O SORRISO DE PANDORA

“Jamais reconheci e nem reconhecerei a autoridade de nenhuma pretensa divindade, de alguma autoridade robotizada, demoníaca ou evolutiva que me afronte com alguma acusação de pecadora, herege, traidora ou o que seja. Não há um só, dentre todos os viventes, a quem eu considere mais do que a mim mesma. Contudo nada existe em mim que me permita sentir-me melhor do que qualquer outro vivente. Respeito todos, mas a ninguém me submeto. Rendo-me à beleza de um simples torrão de terra, à de uma gotícula de água, à de uma flor, à de um sorriso de qualquer face, mas não me rendo a qualquer autoridade instituída pela estupidez evolutiva da hora.
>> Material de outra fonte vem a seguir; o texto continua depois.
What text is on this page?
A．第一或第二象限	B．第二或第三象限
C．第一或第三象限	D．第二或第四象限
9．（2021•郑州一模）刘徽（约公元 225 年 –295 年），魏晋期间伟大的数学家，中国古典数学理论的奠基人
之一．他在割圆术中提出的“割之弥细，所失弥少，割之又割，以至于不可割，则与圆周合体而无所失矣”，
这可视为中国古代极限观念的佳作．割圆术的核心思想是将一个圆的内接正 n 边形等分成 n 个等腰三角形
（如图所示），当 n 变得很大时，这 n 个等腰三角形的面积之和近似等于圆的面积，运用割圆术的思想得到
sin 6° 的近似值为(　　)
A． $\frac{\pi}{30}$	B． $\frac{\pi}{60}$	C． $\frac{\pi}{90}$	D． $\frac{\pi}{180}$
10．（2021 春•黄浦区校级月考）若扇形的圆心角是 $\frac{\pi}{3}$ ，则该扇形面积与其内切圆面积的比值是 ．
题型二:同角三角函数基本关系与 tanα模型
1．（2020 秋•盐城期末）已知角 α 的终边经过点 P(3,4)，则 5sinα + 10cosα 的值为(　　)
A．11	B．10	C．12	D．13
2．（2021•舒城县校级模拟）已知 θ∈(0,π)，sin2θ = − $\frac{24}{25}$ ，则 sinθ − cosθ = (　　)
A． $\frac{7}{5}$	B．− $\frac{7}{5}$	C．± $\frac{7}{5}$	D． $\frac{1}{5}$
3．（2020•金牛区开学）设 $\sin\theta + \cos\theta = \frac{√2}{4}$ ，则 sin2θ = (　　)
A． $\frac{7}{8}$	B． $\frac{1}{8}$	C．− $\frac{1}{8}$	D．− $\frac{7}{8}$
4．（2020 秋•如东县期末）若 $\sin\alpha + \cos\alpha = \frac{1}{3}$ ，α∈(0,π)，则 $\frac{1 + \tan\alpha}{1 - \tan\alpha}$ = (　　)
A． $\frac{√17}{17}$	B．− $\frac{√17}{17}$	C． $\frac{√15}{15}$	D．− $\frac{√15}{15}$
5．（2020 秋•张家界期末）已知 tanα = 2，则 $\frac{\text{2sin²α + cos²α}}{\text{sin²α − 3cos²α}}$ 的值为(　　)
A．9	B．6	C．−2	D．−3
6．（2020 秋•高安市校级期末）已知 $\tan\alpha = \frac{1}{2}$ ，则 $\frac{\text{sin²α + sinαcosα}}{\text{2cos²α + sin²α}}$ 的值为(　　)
Enfim, nada imponho sobre os ombros alheios, mas nada permito que me seja imposto de bom grado Libertei-me do peso desses conceitos equivocados e assumi-me como agente do processo de me dignificar a mim mesma, como também a vida que me é dispensada. Procuro homenageá-la com as minhas posturas e atitudes e nada mais almejo. É tudo o que posso dizer aqueles a quem considero meus filhos e filhas da Terra. “ In O SORRISO DE PANDORA, Jan Val Ellam

quinta-feira, outubro 29, 2009

SÃO AS MULHERES QUE DÃO CARTAS…


(MESMO QUANDO NÃO SABEM DA DEUSA DENTRO DE SI…ou a negam...)


Literatura

Opinião: Sobre Caim, por Pilar del Río

A jornalista Pilar del Río, casada com José Saramago, escreve hoje no DN sobre o novo livro do Nobel da Literatura português que tem causado polémica na sociedade portuguesa

Sobre Caim

Li várias vezes, traduzi-o inclusive para castelhano, o último romance de José Saramago, Caim, uma fábula humana, tão humana que pensei que iria provocar perguntas humanas. Para minha surpresa, tal não ocorreu. De imediato, uma parte da sociedade começou a falar de Deus e da Bíblia, corrente de ar fresco que se agradece se tivermos em conta o teor de outras polémicas, mas ninguém assinalou o que do meu ponto de vista é essencial neste livro: que o género humano não é de fiar. Sim, os seres racionais, os que levantam edifícios, constroem pontes e compõem sinfonias, esses mesmos que declaram guerras por um território, por um capricho, por uma bandeira ou por um Deus nasceram loucos e loucos continuam a viver tantos milénios depois de Adão e Eva ou do Big Bang, chame-lhe cada um o que queira. Só a gente sem sentido se pode atribuir a autoria das fábulas religiosas que povoam a terra até aos dias de hoje, porque todas as civilizações se organizam em volta de uma divindade e todas elas se baseiam no sacrifício e no sangue. Se é verdade que em Creta o ritual levava donzelas virgens ao minotauro, e que as civilizações pré-colombinas realizavam sacrifícios humanos para aplacar a ira dos deuses, como tantos povos africanos, o ranking da exigência sacrificial é ganho pela religião que apresenta o seu próprio Deus executado numa cruz após ter padecido terríveis torturas que o levaram até a suar sangue.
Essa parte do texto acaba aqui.